Writing with Multiple Appendages
Scratchings of the Skittering Limbs of Stygofauna
DOI:
https://doi.org/10.60162/swamphen.9.17541Keywords:
groundwater, coal, posthuman phenomenology, commons, contemporary art, stygofaunaAbstract
Four pairs of images from the Postcards from the Underground (2022) print series are presented here as experiments in translating invertebrate underground worlds.
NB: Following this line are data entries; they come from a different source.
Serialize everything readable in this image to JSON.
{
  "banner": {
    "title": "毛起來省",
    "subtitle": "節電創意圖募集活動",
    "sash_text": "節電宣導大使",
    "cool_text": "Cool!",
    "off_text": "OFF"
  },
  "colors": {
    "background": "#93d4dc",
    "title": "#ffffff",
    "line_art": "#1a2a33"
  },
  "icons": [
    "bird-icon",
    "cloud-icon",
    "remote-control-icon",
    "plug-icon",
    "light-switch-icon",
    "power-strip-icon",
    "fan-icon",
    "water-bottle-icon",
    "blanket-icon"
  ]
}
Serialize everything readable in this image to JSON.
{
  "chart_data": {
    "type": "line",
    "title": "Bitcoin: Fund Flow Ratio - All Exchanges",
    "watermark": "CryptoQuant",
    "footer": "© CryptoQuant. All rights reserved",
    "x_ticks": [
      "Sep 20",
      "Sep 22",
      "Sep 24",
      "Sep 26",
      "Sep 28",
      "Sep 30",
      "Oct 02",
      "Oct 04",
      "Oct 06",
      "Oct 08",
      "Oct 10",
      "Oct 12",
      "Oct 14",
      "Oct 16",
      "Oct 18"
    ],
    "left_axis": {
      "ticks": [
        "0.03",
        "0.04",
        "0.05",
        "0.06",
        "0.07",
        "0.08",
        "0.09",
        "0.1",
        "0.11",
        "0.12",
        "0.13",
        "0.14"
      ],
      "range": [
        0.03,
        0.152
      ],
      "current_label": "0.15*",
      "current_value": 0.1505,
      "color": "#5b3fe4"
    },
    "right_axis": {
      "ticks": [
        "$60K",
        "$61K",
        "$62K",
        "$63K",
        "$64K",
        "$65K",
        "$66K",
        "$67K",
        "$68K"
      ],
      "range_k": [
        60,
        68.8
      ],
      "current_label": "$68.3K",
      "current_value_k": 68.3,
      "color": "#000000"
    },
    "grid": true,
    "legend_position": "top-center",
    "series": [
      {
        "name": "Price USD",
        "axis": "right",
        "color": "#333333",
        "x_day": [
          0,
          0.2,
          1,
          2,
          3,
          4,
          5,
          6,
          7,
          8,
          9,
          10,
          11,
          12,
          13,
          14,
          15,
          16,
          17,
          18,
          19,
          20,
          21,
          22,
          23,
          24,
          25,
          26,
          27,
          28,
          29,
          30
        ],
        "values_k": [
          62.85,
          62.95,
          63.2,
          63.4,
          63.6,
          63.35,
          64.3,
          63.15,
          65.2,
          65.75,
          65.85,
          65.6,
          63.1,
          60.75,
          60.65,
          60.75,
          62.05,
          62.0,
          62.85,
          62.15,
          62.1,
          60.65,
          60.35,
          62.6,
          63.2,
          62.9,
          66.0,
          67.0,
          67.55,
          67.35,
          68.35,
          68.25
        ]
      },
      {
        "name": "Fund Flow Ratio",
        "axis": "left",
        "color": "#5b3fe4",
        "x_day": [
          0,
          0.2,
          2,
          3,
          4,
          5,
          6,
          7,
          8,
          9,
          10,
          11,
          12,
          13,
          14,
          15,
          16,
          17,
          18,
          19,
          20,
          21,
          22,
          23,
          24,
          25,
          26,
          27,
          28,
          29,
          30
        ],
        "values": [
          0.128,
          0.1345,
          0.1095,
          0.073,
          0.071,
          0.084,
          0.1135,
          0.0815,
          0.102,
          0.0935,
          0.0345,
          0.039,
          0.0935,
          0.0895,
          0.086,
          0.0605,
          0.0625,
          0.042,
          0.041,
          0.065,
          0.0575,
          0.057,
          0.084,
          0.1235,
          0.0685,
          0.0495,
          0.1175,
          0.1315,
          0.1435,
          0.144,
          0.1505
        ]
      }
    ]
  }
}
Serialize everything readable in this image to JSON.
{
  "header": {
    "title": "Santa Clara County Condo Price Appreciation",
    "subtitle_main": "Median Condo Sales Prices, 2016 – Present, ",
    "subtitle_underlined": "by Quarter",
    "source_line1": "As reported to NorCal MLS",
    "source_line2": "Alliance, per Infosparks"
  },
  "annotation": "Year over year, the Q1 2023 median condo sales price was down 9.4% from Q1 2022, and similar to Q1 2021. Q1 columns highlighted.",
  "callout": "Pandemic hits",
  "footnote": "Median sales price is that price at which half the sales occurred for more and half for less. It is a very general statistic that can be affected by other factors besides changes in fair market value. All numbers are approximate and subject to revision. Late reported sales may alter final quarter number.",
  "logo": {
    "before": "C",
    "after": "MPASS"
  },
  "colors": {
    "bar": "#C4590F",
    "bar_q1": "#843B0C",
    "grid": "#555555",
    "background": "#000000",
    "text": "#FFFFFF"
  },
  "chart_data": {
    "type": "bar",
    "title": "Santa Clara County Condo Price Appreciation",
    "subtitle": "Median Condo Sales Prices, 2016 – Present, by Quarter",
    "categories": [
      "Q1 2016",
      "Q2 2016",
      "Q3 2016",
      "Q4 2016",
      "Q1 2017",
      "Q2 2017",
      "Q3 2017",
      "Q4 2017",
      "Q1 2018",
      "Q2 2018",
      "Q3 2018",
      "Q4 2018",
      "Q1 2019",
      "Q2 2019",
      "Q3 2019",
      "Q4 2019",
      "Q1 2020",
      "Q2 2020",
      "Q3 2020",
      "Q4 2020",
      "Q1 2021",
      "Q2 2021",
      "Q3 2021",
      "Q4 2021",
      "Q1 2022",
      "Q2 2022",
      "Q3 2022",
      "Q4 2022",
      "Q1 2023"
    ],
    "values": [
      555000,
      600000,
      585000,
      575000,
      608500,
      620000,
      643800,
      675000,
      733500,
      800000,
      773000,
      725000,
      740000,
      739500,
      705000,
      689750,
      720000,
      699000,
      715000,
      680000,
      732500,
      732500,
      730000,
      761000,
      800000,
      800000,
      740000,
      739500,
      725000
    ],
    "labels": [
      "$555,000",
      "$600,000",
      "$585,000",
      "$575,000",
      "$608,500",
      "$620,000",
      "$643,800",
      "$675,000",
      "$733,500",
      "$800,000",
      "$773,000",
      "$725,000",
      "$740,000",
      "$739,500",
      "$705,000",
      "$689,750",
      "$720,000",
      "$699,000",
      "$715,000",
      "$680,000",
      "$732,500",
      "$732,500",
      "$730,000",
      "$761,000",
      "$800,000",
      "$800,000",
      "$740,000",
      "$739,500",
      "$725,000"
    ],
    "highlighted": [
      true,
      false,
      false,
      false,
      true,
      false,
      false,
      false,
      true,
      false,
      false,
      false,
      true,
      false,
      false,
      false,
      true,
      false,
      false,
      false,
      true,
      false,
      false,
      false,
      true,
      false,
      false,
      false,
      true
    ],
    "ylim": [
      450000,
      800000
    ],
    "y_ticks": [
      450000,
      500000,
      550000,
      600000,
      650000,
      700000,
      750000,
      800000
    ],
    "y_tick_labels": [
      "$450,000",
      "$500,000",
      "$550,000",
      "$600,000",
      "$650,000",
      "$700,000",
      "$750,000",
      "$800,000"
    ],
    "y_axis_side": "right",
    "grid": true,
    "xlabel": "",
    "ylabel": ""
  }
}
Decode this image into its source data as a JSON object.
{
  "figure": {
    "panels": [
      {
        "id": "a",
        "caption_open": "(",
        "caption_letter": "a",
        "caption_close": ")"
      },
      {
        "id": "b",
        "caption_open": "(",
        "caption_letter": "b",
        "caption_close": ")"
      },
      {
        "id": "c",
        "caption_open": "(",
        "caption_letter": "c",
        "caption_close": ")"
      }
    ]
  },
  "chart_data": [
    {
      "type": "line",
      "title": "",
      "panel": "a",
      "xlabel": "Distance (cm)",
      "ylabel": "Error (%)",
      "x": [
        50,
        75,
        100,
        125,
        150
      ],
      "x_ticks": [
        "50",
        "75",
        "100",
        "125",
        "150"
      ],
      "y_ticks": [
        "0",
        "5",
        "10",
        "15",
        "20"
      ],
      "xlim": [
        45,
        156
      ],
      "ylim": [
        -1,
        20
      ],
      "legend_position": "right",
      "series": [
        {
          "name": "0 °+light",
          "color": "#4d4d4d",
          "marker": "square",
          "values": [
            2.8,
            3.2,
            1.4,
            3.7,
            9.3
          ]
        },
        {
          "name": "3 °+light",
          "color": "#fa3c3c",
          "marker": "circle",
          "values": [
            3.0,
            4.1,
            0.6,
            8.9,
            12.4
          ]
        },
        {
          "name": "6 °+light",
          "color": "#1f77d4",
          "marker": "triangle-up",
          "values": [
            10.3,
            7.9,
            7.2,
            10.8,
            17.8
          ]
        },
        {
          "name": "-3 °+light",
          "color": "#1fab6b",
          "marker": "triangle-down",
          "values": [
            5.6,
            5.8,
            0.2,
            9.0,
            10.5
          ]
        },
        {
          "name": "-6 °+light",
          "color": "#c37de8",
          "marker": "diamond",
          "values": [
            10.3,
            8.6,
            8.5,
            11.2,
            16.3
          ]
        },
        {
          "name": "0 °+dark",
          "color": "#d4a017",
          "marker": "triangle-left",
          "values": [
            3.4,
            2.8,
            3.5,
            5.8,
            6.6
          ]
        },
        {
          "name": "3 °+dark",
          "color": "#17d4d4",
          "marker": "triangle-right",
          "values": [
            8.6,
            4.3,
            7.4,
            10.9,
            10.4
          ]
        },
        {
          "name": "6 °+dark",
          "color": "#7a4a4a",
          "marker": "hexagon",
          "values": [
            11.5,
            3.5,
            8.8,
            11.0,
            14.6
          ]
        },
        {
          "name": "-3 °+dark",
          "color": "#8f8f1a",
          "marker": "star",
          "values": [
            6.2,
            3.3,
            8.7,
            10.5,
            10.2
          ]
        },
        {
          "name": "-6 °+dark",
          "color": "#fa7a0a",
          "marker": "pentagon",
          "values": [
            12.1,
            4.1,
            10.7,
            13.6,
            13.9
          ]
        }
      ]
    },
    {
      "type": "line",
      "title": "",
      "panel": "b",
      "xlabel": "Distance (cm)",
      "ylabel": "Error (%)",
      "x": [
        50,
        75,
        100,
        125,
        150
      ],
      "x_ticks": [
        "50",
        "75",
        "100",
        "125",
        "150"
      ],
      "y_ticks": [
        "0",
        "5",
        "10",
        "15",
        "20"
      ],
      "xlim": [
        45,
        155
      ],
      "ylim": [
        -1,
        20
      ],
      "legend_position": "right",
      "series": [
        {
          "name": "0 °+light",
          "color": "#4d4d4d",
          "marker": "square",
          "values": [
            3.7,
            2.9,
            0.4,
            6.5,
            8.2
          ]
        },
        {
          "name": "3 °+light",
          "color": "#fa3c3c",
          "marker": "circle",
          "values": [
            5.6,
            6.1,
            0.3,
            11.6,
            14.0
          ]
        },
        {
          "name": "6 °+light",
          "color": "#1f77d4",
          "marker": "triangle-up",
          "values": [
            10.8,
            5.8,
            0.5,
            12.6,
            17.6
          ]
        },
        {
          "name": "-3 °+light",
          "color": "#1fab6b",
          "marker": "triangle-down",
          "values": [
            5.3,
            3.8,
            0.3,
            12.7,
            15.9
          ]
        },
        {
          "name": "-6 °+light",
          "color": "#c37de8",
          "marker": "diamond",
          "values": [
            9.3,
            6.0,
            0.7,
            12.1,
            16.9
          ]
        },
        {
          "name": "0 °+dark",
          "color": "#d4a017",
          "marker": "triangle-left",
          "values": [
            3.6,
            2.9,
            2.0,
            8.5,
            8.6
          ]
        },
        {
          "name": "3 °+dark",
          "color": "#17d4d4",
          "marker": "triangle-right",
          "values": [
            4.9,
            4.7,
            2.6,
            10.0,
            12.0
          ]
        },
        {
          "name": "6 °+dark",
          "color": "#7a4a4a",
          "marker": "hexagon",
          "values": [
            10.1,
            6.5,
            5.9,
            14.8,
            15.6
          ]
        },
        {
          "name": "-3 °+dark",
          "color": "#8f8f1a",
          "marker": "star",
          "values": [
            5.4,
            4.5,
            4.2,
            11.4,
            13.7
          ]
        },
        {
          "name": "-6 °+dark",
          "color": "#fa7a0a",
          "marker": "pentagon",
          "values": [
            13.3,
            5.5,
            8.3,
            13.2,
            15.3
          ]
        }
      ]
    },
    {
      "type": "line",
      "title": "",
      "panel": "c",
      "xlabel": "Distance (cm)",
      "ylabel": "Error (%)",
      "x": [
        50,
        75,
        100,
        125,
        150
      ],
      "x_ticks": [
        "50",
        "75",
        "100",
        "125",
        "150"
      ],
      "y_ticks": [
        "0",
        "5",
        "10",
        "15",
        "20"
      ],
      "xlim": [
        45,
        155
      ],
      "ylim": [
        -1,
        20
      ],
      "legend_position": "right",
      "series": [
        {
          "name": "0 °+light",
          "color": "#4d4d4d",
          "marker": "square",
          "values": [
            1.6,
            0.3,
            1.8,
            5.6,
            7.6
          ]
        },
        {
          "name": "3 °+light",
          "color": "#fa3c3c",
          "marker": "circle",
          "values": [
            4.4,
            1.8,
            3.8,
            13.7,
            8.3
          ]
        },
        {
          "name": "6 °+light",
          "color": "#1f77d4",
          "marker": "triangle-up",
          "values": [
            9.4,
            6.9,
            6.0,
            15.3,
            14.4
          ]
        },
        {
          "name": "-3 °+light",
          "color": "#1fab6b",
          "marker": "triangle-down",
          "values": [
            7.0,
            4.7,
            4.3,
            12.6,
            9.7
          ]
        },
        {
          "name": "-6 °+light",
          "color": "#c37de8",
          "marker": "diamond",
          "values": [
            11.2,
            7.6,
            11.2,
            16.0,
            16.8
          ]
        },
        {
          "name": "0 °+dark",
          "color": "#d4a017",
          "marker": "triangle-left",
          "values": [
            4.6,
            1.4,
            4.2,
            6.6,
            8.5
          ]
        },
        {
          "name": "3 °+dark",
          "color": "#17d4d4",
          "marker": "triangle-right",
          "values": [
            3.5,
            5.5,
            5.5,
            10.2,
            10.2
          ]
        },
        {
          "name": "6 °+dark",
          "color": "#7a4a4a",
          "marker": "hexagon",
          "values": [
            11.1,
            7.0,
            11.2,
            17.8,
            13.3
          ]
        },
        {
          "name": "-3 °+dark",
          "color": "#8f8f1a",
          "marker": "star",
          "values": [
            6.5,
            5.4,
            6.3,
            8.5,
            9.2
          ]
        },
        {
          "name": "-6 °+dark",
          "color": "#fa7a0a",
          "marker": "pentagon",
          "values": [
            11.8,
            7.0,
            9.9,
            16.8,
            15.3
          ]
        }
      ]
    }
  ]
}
Artist Perdita Phillips and cultural theorist Astrida Neimanis collaborated to create an interdisciplinary ‘walkshop’ event to the coal mining town of Lithgow, as part of Phillips’ Artsource both/and artist in residence at Artspace, Sydney in 2017. The many forms of stygofauna—small invertebrate animals including worms, mites, snails, insects and many crustacea—can be found in the millimetreswide in-between spaces in groundwater. Short-range endemism is common—due to their distribution in isolated patches beneath semi-arid to rainforest landscapes in Australia—and sporadic relic distribution world-wide. Working between Neimanis’ text and Phillips’ drawings and found images, the conversations with and through stygofauna, underground water and mining were then developed into colour postcards, that use a red/cyan optical masking technique. The images can be decoded with a red filter that is held up to the eye. The previously invisible cyan delineations are then revealed from beneath—alluding to the layers of concern and the double state of both/and—“caught up in both the noticing and notnoticing of each other” that the artist/author were articulating (Neimanis and Phillips 137). The swirling patterns of swimming and the complex fingering of many limbs were rendered into cryptic scores. The postcards explore notions of hiding/revealing and comprehension and miscomprehension of subterranean ecosystems, through the multiple scratchings of the skittering limbs of stygofauna.
Phillips, Perdita and Astrida Neimanis. Postcards from the Underground. 2022. Private Collection.